Pocketwizard Plus II transceiver
Simple and to-the-point, this device allows me to remotely trigger any flash I have setup. The Plus II enabled me to get into off-camera flash, which has transformed my photography.
Manfrotto 055XPROB tripod, 498RC2 ball head
This combination allows an infinite range of possibilities, as the tripod's fully-extended center column can be turned horizontally, allowing straight-down (product, etc) shots without the risk of camera-shake due to hand-holding. The ball head allows me to rotate the camera to suit any shooting need.
Sanyo Eneloop 2000 MAH rechargeable batteries
I used to buy alkaline (non-rechargeable) batteries like there was no tomorrow. Every event, I'd take out the partially used batteries from my last shoot and replace with fresh batteries, wasting energy and money. Not anymore - the Eneloops are incredible, as I can shoot an entire wedding without changing the batteries in any of my flash units, and can simply recharge prior to the next event. No wasted time changing batteries during an event, no wasted money using new batteries for the next event.
Adobe Lightroom 3
While this isn't in the camera bag, I'm often asked what I use for library management and post-processing. After using other software and having mediocre results, I use Lightroom to organize all my photos, and get 95% of my editing done with its built-in, non-destructive RAW editing capabilities.

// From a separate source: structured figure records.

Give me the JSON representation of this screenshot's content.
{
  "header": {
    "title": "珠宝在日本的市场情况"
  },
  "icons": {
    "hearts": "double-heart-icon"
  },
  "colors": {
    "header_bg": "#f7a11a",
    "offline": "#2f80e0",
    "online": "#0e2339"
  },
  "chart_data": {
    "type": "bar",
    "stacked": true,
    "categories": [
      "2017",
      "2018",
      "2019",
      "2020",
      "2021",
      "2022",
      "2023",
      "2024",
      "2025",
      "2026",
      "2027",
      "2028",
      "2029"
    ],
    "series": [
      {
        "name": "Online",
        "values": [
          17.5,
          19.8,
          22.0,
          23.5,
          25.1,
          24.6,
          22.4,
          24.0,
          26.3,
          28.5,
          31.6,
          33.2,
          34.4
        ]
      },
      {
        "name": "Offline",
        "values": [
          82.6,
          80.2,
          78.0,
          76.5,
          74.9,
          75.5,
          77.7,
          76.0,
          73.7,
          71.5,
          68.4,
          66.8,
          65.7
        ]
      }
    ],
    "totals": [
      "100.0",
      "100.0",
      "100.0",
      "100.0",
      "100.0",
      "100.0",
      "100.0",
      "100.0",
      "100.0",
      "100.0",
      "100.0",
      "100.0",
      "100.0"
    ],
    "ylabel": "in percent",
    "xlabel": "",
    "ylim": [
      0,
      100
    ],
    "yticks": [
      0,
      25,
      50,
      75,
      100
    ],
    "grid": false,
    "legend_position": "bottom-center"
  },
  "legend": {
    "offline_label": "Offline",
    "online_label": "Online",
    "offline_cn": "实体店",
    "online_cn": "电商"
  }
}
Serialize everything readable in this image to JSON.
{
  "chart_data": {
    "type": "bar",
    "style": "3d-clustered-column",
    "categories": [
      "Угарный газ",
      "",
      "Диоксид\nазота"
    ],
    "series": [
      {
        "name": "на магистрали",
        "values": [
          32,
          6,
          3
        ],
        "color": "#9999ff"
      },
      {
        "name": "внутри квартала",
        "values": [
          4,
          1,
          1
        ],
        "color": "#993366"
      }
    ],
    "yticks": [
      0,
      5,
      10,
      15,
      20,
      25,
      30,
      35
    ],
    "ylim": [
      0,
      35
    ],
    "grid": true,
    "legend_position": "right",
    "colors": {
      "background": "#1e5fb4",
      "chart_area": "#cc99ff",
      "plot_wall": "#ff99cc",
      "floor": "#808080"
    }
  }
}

Of course, there is much more equipment that I don't take everywhere with me (studio lights, portable battery packs, softboxes, beauty dishes, umbrellas, diffusers, reflectors, snoots, seamless backdrops, and, of course, my awesome second shooters and assistants). This is just a list for those who are curious to see what's in a professional photographer s camera bag, and gives me an easy way to answer people who ask the simple question "what camera do you have?"